I have a Python snippets which look like the following:
fn = HiveExecOperator(
task_id="abc",
hql="abc.hql",
dq_sql=DQCheck("pqr")
.is_within_range(
"COUNT(DISTINCT billing_association_type)",
"type_cnts",
lower=1.0,
upper=float("inf"),
)
.build(),
dag=main_dag,
)
I would like to define a grammar which lets me look at the key-value pair in the parameter list of the function HiveExecOperator
without breaking down the nested ones. For example - I am interested in getting back a list:
[task_id="abc",
hql="abc.hql",
...
dq_sql=DQCheck("pqr")
.is_within_range(
"COUNT(DISTINCT billing_association_type)",
"type_cnts",
lower=1.0,
upper=float("inf"),
)
.build(),
...]
I tried doing the following:
assignment = variable + '=' + "HiveExecOperator" + nestedExpr('(', ')').setParseAction(lambda x: print(x))

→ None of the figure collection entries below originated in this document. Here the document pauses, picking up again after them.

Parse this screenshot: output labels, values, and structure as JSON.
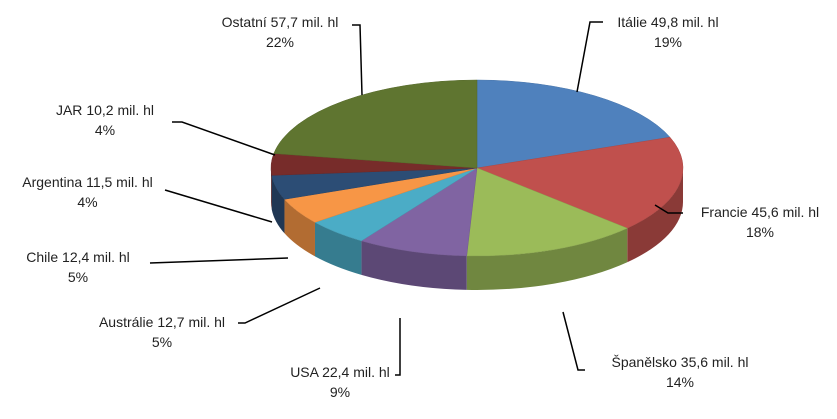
{
  "chart_data": {
    "type": "pie3d",
    "categories": [
      "Itálie",
      "Francie",
      "Španělsko",
      "USA",
      "Austrálie",
      "Chile",
      "Argentina",
      "JAR",
      "Ostatní"
    ],
    "values": [
      49.8,
      45.6,
      35.6,
      22.4,
      12.7,
      12.4,
      11.5,
      10.2,
      57.7
    ],
    "value_labels": [
      "49,8 mil. hl",
      "45,6 mil. hl",
      "35,6 mil. hl",
      "22,4 mil. hl",
      "12,7 mil. hl",
      "12,4 mil. hl",
      "11,5 mil. hl",
      "10,2 mil. hl",
      "57,7 mil. hl"
    ],
    "percentage_labels": [
      "19%",
      "18%",
      "14%",
      "9%",
      "5%",
      "5%",
      "4%",
      "4%",
      "22%"
    ],
    "colors": [
      "#4f81bd",
      "#c0504d",
      "#9bbb59",
      "#8064a2",
      "#4bacc6",
      "#f79646",
      "#2c4d75",
      "#772c2a",
      "#5f7530"
    ]
  }
}
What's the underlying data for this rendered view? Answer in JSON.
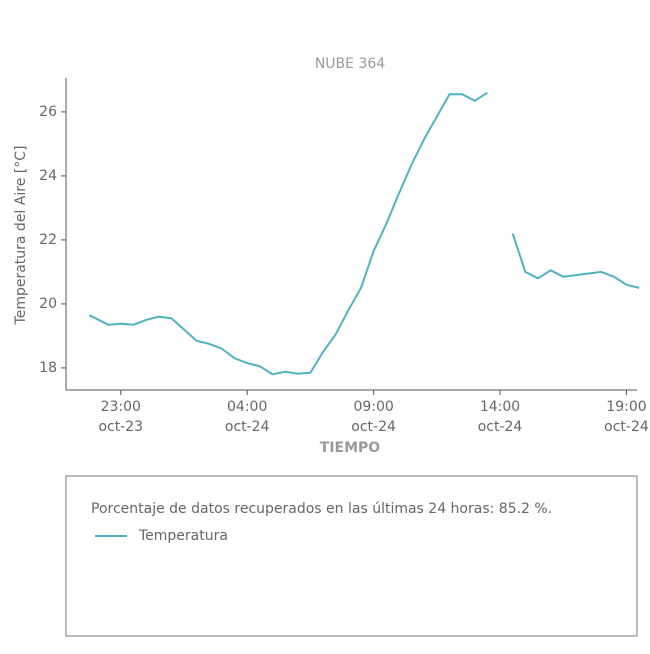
{
  "chart_data": {
    "type": "line",
    "title": "NUBE 364",
    "x_label": "TIEMPO",
    "y_label": "Temperatura del Aire [°C]",
    "x": [
      "oct-23 21:45",
      "oct-23 22:00",
      "oct-23 22:30",
      "oct-23 23:00",
      "oct-23 23:30",
      "oct-24 00:00",
      "oct-24 00:30",
      "oct-24 01:00",
      "oct-24 01:30",
      "oct-24 02:00",
      "oct-24 02:30",
      "oct-24 03:00",
      "oct-24 03:30",
      "oct-24 04:00",
      "oct-24 04:30",
      "oct-24 05:00",
      "oct-24 05:30",
      "oct-24 06:00",
      "oct-24 06:30",
      "oct-24 07:00",
      "oct-24 07:30",
      "oct-24 08:00",
      "oct-24 08:30",
      "oct-24 09:00",
      "oct-24 09:30",
      "oct-24 10:00",
      "oct-24 10:30",
      "oct-24 11:00",
      "oct-24 11:30",
      "oct-24 12:00",
      "oct-24 12:30",
      "oct-24 13:00",
      "oct-24 13:30",
      "oct-24 14:00",
      "oct-24 14:30",
      "oct-24 15:00",
      "oct-24 15:30",
      "oct-24 16:00",
      "oct-24 16:30",
      "oct-24 17:00",
      "oct-24 17:30",
      "oct-24 18:00",
      "oct-24 18:30",
      "oct-24 19:00",
      "oct-24 19:30"
    ],
    "series": [
      {
        "name": "Temperatura",
        "color": "#4fb3bf",
        "values": [
          19.65,
          19.55,
          19.35,
          19.38,
          19.35,
          19.5,
          19.6,
          19.55,
          19.2,
          18.85,
          18.75,
          18.6,
          18.3,
          18.15,
          18.05,
          17.8,
          17.88,
          17.82,
          17.85,
          18.5,
          19.05,
          19.8,
          20.5,
          21.65,
          22.5,
          23.45,
          24.35,
          25.15,
          25.85,
          26.55,
          26.55,
          26.35,
          26.6,
          null,
          22.2,
          21.0,
          20.8,
          21.05,
          20.85,
          20.9,
          20.95,
          21.0,
          20.85,
          20.6,
          20.5
        ]
      }
    ],
    "xlim": [
      "oct-23 20:50",
      "oct-24 19:25"
    ],
    "xticks": [
      {
        "value": "oct-23 23:00",
        "label": [
          "23:00",
          "oct-23"
        ]
      },
      {
        "value": "oct-24 04:00",
        "label": [
          "04:00",
          "oct-24"
        ]
      },
      {
        "value": "oct-24 09:00",
        "label": [
          "09:00",
          "oct-24"
        ]
      },
      {
        "value": "oct-24 14:00",
        "label": [
          "14:00",
          "oct-24"
        ]
      },
      {
        "value": "oct-24 19:00",
        "label": [
          "19:00",
          "oct-24"
        ]
      }
    ],
    "ylim": [
      17.31,
      27.06
    ],
    "yticks": [
      18,
      20,
      22,
      24,
      26
    ],
    "grid": false,
    "note": "Porcentaje de datos recuperados en las últimas 24 horas: 85.2 %."
  }
}
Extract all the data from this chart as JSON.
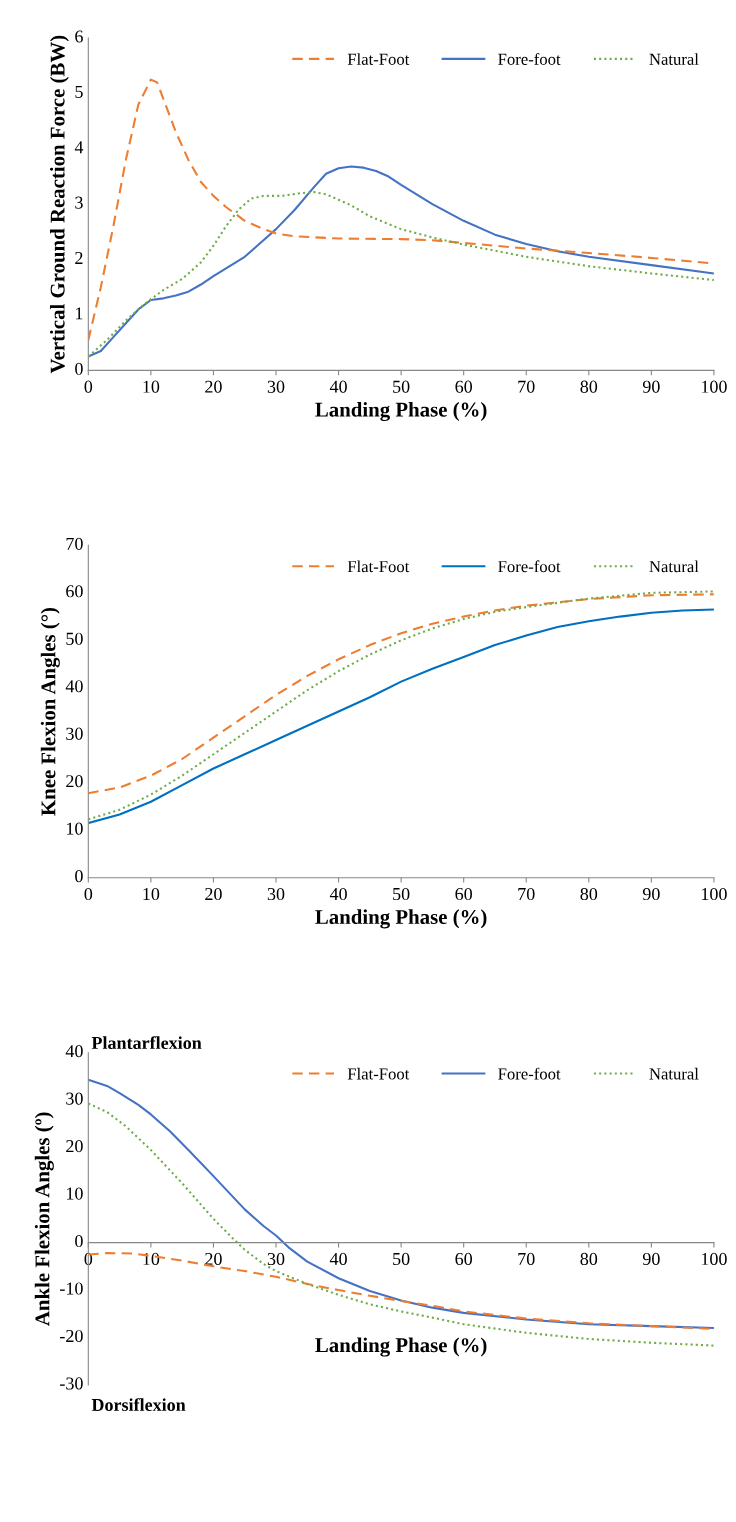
{
  "chart_data": [
    {
      "type": "line",
      "xlabel": "Landing Phase (%)",
      "ylabel": "Vertical Ground Reaction Force (BW)",
      "xlim": [
        0,
        100
      ],
      "ylim": [
        0,
        6
      ],
      "xticks": [
        0,
        10,
        20,
        30,
        40,
        50,
        60,
        70,
        80,
        90,
        100
      ],
      "yticks": [
        0,
        1,
        2,
        3,
        4,
        5,
        6
      ],
      "legend": "top right",
      "grid": false,
      "series": [
        {
          "name": "Flat-Foot",
          "color": "#ed7d31",
          "line_style": "dashed",
          "x": [
            0,
            2,
            4,
            6,
            8,
            10,
            11,
            12,
            14,
            16,
            18,
            20,
            22,
            25,
            28,
            30,
            33,
            40,
            50,
            55,
            60,
            70,
            80,
            90,
            100
          ],
          "values": [
            0.55,
            1.5,
            2.6,
            3.8,
            4.8,
            5.25,
            5.2,
            4.9,
            4.3,
            3.8,
            3.4,
            3.15,
            2.95,
            2.7,
            2.55,
            2.47,
            2.42,
            2.38,
            2.37,
            2.35,
            2.3,
            2.2,
            2.12,
            2.03,
            1.93
          ]
        },
        {
          "name": "Fore-foot",
          "color": "#4472c4",
          "line_style": "solid",
          "x": [
            0,
            2,
            4,
            6,
            8,
            10,
            12,
            14,
            16,
            18,
            20,
            25,
            28,
            30,
            33,
            36,
            38,
            40,
            42,
            44,
            46,
            48,
            50,
            55,
            60,
            65,
            70,
            75,
            80,
            90,
            100
          ],
          "values": [
            0.25,
            0.35,
            0.6,
            0.85,
            1.1,
            1.27,
            1.3,
            1.35,
            1.42,
            1.55,
            1.7,
            2.05,
            2.35,
            2.55,
            2.9,
            3.3,
            3.55,
            3.65,
            3.68,
            3.66,
            3.6,
            3.5,
            3.35,
            3.0,
            2.7,
            2.45,
            2.28,
            2.15,
            2.05,
            1.9,
            1.75
          ]
        },
        {
          "name": "Natural",
          "color": "#70ad47",
          "line_style": "dotted",
          "x": [
            0,
            3,
            6,
            9,
            12,
            15,
            18,
            20,
            22,
            24,
            26,
            28,
            31,
            34,
            36,
            38,
            40,
            42,
            45,
            50,
            55,
            60,
            70,
            80,
            90,
            100
          ],
          "values": [
            0.25,
            0.55,
            0.9,
            1.2,
            1.45,
            1.65,
            1.95,
            2.25,
            2.6,
            2.9,
            3.1,
            3.15,
            3.15,
            3.2,
            3.22,
            3.18,
            3.08,
            2.98,
            2.78,
            2.55,
            2.4,
            2.27,
            2.05,
            1.88,
            1.75,
            1.63
          ]
        }
      ]
    },
    {
      "type": "line",
      "xlabel": "Landing Phase (%)",
      "ylabel": "Knee Flexion Angles (°)",
      "xlim": [
        0,
        100
      ],
      "ylim": [
        0,
        70
      ],
      "xticks": [
        0,
        10,
        20,
        30,
        40,
        50,
        60,
        70,
        80,
        90,
        100
      ],
      "yticks": [
        0,
        10,
        20,
        30,
        40,
        50,
        60,
        70
      ],
      "legend": "top right",
      "grid": false,
      "series": [
        {
          "name": "Flat-Foot",
          "color": "#ed7d31",
          "line_style": "dashed",
          "x": [
            0,
            5,
            10,
            15,
            20,
            25,
            30,
            35,
            40,
            45,
            50,
            55,
            60,
            65,
            70,
            80,
            90,
            100
          ],
          "values": [
            17.8,
            19,
            21.5,
            25,
            29.5,
            34,
            38.5,
            42.5,
            46,
            49,
            51.5,
            53.5,
            55,
            56.3,
            57.3,
            58.7,
            59.5,
            59.7
          ]
        },
        {
          "name": "Fore-foot",
          "color": "#0070c0",
          "line_style": "solid",
          "x": [
            0,
            5,
            10,
            15,
            20,
            25,
            30,
            35,
            40,
            45,
            50,
            55,
            60,
            65,
            70,
            75,
            80,
            85,
            90,
            95,
            100
          ],
          "values": [
            11.5,
            13.3,
            16,
            19.5,
            23,
            26,
            29,
            32,
            35,
            38,
            41.3,
            44,
            46.5,
            49,
            51,
            52.8,
            54,
            55,
            55.8,
            56.3,
            56.5
          ]
        },
        {
          "name": "Natural",
          "color": "#70ad47",
          "line_style": "dotted",
          "x": [
            0,
            5,
            10,
            15,
            20,
            25,
            30,
            35,
            40,
            45,
            50,
            55,
            60,
            65,
            70,
            80,
            90,
            100
          ],
          "values": [
            12.3,
            14.3,
            17.5,
            21.5,
            26,
            30.5,
            35,
            39.5,
            43.5,
            47,
            50,
            52.5,
            54.5,
            56,
            57,
            58.8,
            60,
            60.3
          ]
        }
      ]
    },
    {
      "type": "line",
      "xlabel": "Landing Phase (%)",
      "ylabel": "Ankle Flexion Angles (º)",
      "xlim": [
        0,
        100
      ],
      "ylim": [
        -30,
        40
      ],
      "xticks": [
        0,
        10,
        20,
        30,
        40,
        50,
        60,
        70,
        80,
        90,
        100
      ],
      "yticks": [
        -30,
        -20,
        -10,
        0,
        10,
        20,
        30,
        40
      ],
      "legend": "top right",
      "grid": false,
      "annotations": [
        "Plantarflexion",
        "Dorsiflexion"
      ],
      "series": [
        {
          "name": "Flat-Foot",
          "color": "#ed7d31",
          "line_style": "dashed",
          "x": [
            0,
            3,
            7,
            10,
            15,
            20,
            25,
            30,
            35,
            40,
            45,
            50,
            55,
            60,
            70,
            80,
            90,
            100
          ],
          "values": [
            -2.5,
            -2.2,
            -2.3,
            -2.8,
            -3.8,
            -5,
            -6,
            -7.2,
            -8.7,
            -10,
            -11.2,
            -12.3,
            -13.3,
            -14.5,
            -16,
            -17,
            -17.6,
            -18.2
          ]
        },
        {
          "name": "Fore-foot",
          "color": "#4472c4",
          "line_style": "solid",
          "x": [
            0,
            3,
            5,
            8,
            10,
            13,
            16,
            20,
            25,
            28,
            30,
            32,
            35,
            40,
            45,
            50,
            55,
            60,
            70,
            80,
            90,
            100
          ],
          "values": [
            34.3,
            33,
            31.5,
            29,
            27,
            23.5,
            19.5,
            14,
            7,
            3.5,
            1.5,
            -1,
            -4,
            -7.5,
            -10.2,
            -12.2,
            -13.7,
            -14.8,
            -16.2,
            -17.2,
            -17.6,
            -18
          ]
        },
        {
          "name": "Natural",
          "color": "#70ad47",
          "line_style": "dotted",
          "x": [
            0,
            3,
            6,
            10,
            15,
            20,
            23,
            25,
            28,
            30,
            35,
            40,
            45,
            50,
            55,
            60,
            70,
            80,
            90,
            100
          ],
          "values": [
            29.3,
            27.5,
            24.5,
            19.5,
            12.5,
            5,
            1,
            -1.5,
            -4.5,
            -6,
            -8.7,
            -11,
            -13,
            -14.5,
            -15.8,
            -17.2,
            -19,
            -20.3,
            -21.1,
            -21.7
          ]
        }
      ]
    }
  ]
}
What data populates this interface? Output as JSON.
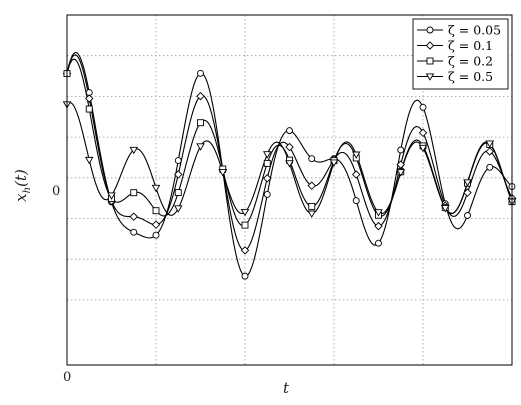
{
  "chart_data": {
    "type": "line",
    "title": "",
    "xlabel": "t",
    "ylabel": "x_h(t)",
    "ylabel_main": "x",
    "ylabel_sub": "h",
    "ylabel_arg": "(t)",
    "x_tick_labels": [
      "0"
    ],
    "y_tick_labels": [
      "0"
    ],
    "grid": true,
    "legend_position": "top-right",
    "xlim": [
      0,
      25
    ],
    "ylim": [
      -1.15,
      1.0
    ],
    "series": [
      {
        "name": "ζ = 0.05",
        "zeta": 0.05,
        "marker": "circle"
      },
      {
        "name": "ζ = 0.1",
        "zeta": 0.1,
        "marker": "diamond"
      },
      {
        "name": "ζ = 0.2",
        "zeta": 0.2,
        "marker": "square"
      },
      {
        "name": "ζ = 0.5",
        "zeta": 0.5,
        "marker": "triangle-down"
      }
    ]
  }
}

parameters.transformString(python_snippet)
Output from setParseAction
is:
['fn', '=', 'HiveExecOperator(']
['task_id', '=', '"abc",']
['hql', '=', '"abc.hql",']
['dq_sql', '=', 'DQCheck("stage.billing_associations")']
['lower', '=', '1.0,']
['upper', '=', 'float("inf"),']
...
Any help will be appreciated.
As mentioned by mkrieger1, you can use the ast
built-in Python library.
In Python 3.9 (or later), there is the ast.unparse
function that can turn the ast.Node
into a string.
import ast
mycode = """\
fn = HiveExecOperator(
task_id="abc",
hql="abc.hql",
dq_sql=DQCheck("pqr")
.is_within_range(
"COUNT(DISTINCT billing_association_type)",
"type_cnts",
lower=1.0,
upper=float("inf"),
)
.build(),
dag=main_dag,
)
"""
root = ast.parse(mycode)
calls = [n for n in ast.walk(root) if isinstance(n, ast.Call)]
first_call = calls[0]
target_list = [(k.arg, ast.unparse(k.value)) for k in first_call.keywords]
print(target_list)
which gives
[
('task_id', "'abc'"),
('hql', "'abc.hql'"),
('dq_sql', "DQCheck('pqr').is_within_range('COUNT(DISTINCT billing_association_type)', 'type_cnts', lower=1.0, upper=float('inf')).build()"),
('dag', 'main_dag')
]